Le maire met des cambrioleurs en garde

La mairie de Yaoundé VI a adopté son compte administratif mardi dernier. Aux lendemains d’un cambriolage des bureaux de l’institution

550,6 millions de Fcfa. C’est le montant des recettes perçues par la commune d’arrondissement Yaoundé VI au cours de l’exercice 2007. Ce qui assure un excédent de 7 millions de Fcfa en plus dans les caisses, au regard des dépenses. Les chiffres ont été arrêtés à l’issue du conseil municipal ordinaire tenu le 29 avril dernier dans les locaux de la mairie, sis au quartier Biyem-Assi.
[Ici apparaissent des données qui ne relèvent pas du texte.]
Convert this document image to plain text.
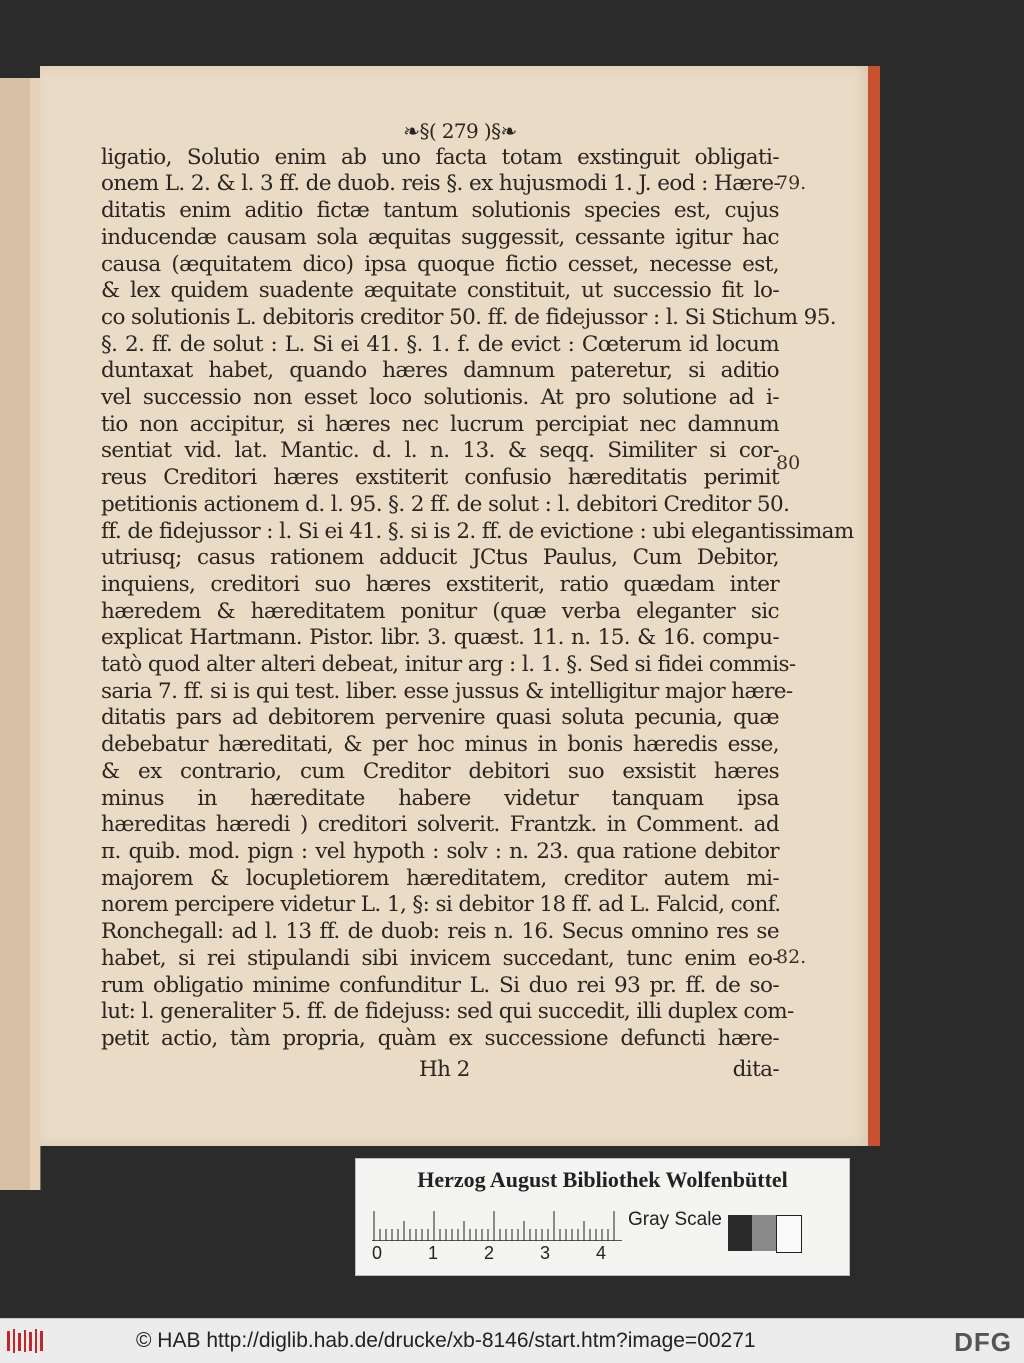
❧§( 279 )§❧
ligatio, Solutio enim ab uno facta totam exstinguit obligati-
onem L. 2. & l. 3 ff. de duob. reis §. ex hujusmodi 1. J. eod : Hære-
ditatis enim aditio fictæ tantum solutionis species est, cujus
inducendæ causam sola æquitas suggessit, cessante igitur hac
causa (æquitatem dico) ipsa quoque fictio cesset, necesse est,
& lex quidem suadente æquitate constituit, ut successio fit lo-
co solutionis L. debitoris creditor 50. ff. de fidejussor : l. Si Stichum 95.
§. 2. ff. de solut : L. Si ei 41. §. 1. f. de evict : Cœterum id locum
duntaxat habet, quando hæres damnum pateretur, si aditio
vel successio non esset loco solutionis. At pro solutione ad i-
tio non accipitur, si hæres nec lucrum percipiat nec damnum
sentiat vid. lat. Mantic. d. l. n. 13. & seqq. Similiter si cor-
reus Creditori hæres exstiterit confusio hæreditatis perimit
petitionis actionem d. l. 95. §. 2 ff. de solut : l. debitori Creditor 50.
ff. de fidejussor : l. Si ei 41. §. si is 2. ff. de evictione : ubi elegantissimam
utriusq; casus rationem adducit JCtus Paulus, Cum Debitor,
inquiens, creditori suo hæres exstiterit, ratio quædam inter
hæredem & hæreditatem ponitur (quæ verba eleganter sic
explicat Hartmann. Pistor. libr. 3. quæst. 11. n. 15. & 16. compu-
tatò quod alter alteri debeat, initur arg : l. 1. §. Sed si fidei commis-
saria 7. ff. si is qui test. liber. esse jussus & intelligitur major hære-
ditatis pars ad debitorem pervenire quasi soluta pecunia, quæ
debebatur hæreditati, & per hoc minus in bonis hæredis esse,
& ex contrario, cum Creditor debitori suo exsistit hæres
minus in hæreditate habere videtur tanquam ipsa
hæreditas hæredi ) creditori solverit. Frantzk. in Comment. ad
π. quib. mod. pign : vel hypoth : solv : n. 23. qua ratione debitor
majorem & locupletiorem hæreditatem, creditor autem mi-
norem percipere videtur L. 1, §: si debitor 18 ff. ad L. Falcid, conf.
Ronchegall: ad l. 13 ff. de duob: reis n. 16. Secus omnino res se
habet, si rei stipulandi sibi invicem succedant, tunc enim eo-
rum obligatio minime confunditur L. Si duo rei 93 pr. ff. de so-
lut: l. generaliter 5. ff. de fidejuss: sed qui succedit, illi duplex com-
petit actio, tàm propria, quàm ex successione defuncti hære-
Hh 2	dita-
79.
80
82.
Herzog August Bibliothek Wolfenbüttel
0	1	2	3	4
Gray Scale
© HAB http://diglib.hab.de/drucke/xb-8146/start.htm?image=00271	DFG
Selon le conseil municipal, le taux de réalisation de ce budget est de l’ordre de 58%, avec une augmentation de 56 millions par rapport au compte administratif de 2006. Si les sourires étaient de mise au sortir des travaux, quelques uns seront insatisfaits. Particulièrement ces conseillers qui ont proposé des augmentations de primes en tout genre. Une suggestion à laquelle le maire, Adjessa Melingui, n’a pas manqué de rappeler les dispositions légales.
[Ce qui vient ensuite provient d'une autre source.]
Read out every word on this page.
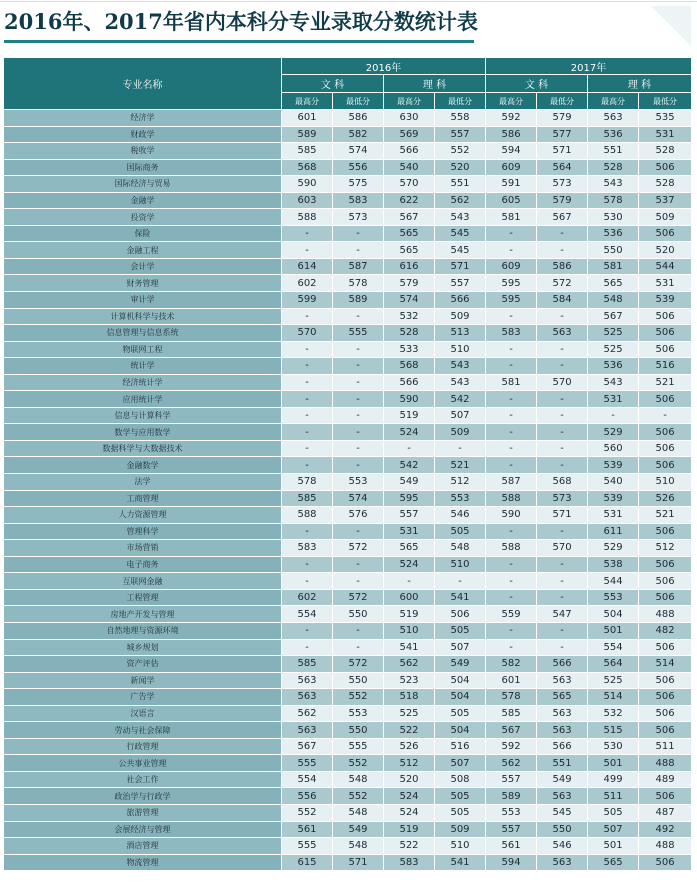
2016年、2017年省内本科分专业录取分数统计表
专业名称	2016年				2017年			
	文 科		理 科		文 科		理 科	
	最高分	最低分	最高分	最低分	最高分	最低分	最高分	最低分
经济学	601	586	630	558	592	579	563	535
财政学	589	582	569	557	586	577	536	531
税收学	585	574	566	552	594	571	551	528
国际商务	568	556	540	520	609	564	528	506
国际经济与贸易	590	575	570	551	591	573	543	528
金融学	603	583	622	562	605	579	578	537
投资学	588	573	567	543	581	567	530	509
保险	-	-	565	545	-	-	536	506
金融工程	-	-	565	545	-	-	550	520
会计学	614	587	616	571	609	586	581	544
财务管理	602	578	579	557	595	572	565	531
审计学	599	589	574	566	595	584	548	539
计算机科学与技术	-	-	532	509	-	-	567	506
信息管理与信息系统	570	555	528	513	583	563	525	506
物联网工程	-	-	533	510	-	-	525	506
统计学	-	-	568	543	-	-	536	516
经济统计学	-	-	566	543	581	570	543	521
应用统计学	-	-	590	542	-	-	531	506
信息与计算科学	-	-	519	507	-	-	-	-
数学与应用数学	-	-	524	509	-	-	529	506
数据科学与大数据技术	-	-	-	-	-	-	560	506
金融数学	-	-	542	521	-	-	539	506
法学	578	553	549	512	587	568	540	510
工商管理	585	574	595	553	588	573	539	526
人力资源管理	588	576	557	546	590	571	531	521
管理科学	-	-	531	505	-	-	611	506
市场营销	583	572	565	548	588	570	529	512
电子商务	-	-	524	510	-	-	538	506
互联网金融	-	-	-	-	-	-	544	506
工程管理	602	572	600	541	-	-	553	506
房地产开发与管理	554	550	519	506	559	547	504	488
自然地理与资源环境	-	-	510	505	-	-	501	482
城乡规划	-	-	541	507	-	-	554	506
资产评估	585	572	562	549	582	566	564	514
新闻学	563	550	523	504	601	563	525	506
广告学	563	552	518	504	578	565	514	506
汉语言	562	553	525	505	585	563	532	506
劳动与社会保障	563	550	522	504	567	563	515	506
行政管理	567	555	526	516	592	566	530	511
公共事业管理	555	552	512	507	562	551	501	488
社会工作	554	548	520	508	557	549	499	489
政治学与行政学	556	552	524	505	589	563	511	506
旅游管理	552	548	524	505	553	545	505	487
会展经济与管理	561	549	519	509	557	550	507	492
酒店管理	555	548	522	510	561	546	501	488
物流管理	615	571	583	541	594	563	565	506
« Tout doit se faire selon la loi. Il ne faut pas que je me retrouve à Kondengui, pendant que vous êtes à Biyem-Assi », lance-t-il aux conseillers municipaux. Le montant des primes des conseillers municipaux dépend de la catégorie à laquelle appartient la municipalité, d’après les explications du maire. Et, c’est la valeur du compte administratif qui détermine cette catégorie. Une des membres de la commission ayant élaboré le document se désolidarise. Selon elle, de telles doléances ne figurent pas dans le document. Ce serait donc des ajouts faits par certains, à l’insu des autres. « Comment vous pouvez faire des choses comme ça ? », demande-t-elle au président de la commission des finances, en aparté.

Cambriolage
La réunion du conseil municipal de Yaoundé VI a aussi permis au maire de mettre quelques personnes en garde. Car, la mairie a reçu quelques jours plus tôt, des visiteurs inattendus en nocturne. Ces derniers ont passé tous les bureaux en revue, y compris celui du maire. « Nous n’avons rien à cacher », dit ce dernier. « Je saurais qui a fait ça par tout les moyens. Même s’il faut aller au village », prévient le maire. « Parce qu’ils se sont attaqués à moi. Si on s’attaque à moi je dois réagir », martèle-t-il. La suite des événements se révèlera plus gaie. Sur l’esplanade de la sous-préfecture de Yaoundé VI, des élèves d’une dizaine d’établissements d’enseignement secondaire attendent massivement. Jusqu’à l’arrivée de Joseph Beti Assomo, préfet du Mfoundi. Ce dernier préside la cérémonie de remise de livres aux bibliothèques de ces lycées et collèges.
Il s’agit de 3000 livres estimés à environ 23 millions de Fcfa. Les ouvrages ont été collectés en France par l’association « Le Richelieu international ». A cela s’ajoutent des dons de matériels d’hygiène et salubrité (Brouettes, pelles, ballets…) mis à la disposition des mêmes établissements. La mairie de Yaoundé VI a profité de l’occasion pour inaugurer sa bibliothèque municipale et son centre communal de formation en informatique. Une série d’activités qui semble ne pas éloigner l’exécutif communal de sa priorité pour le mandat en cours : la construction d’un hôtel de ville.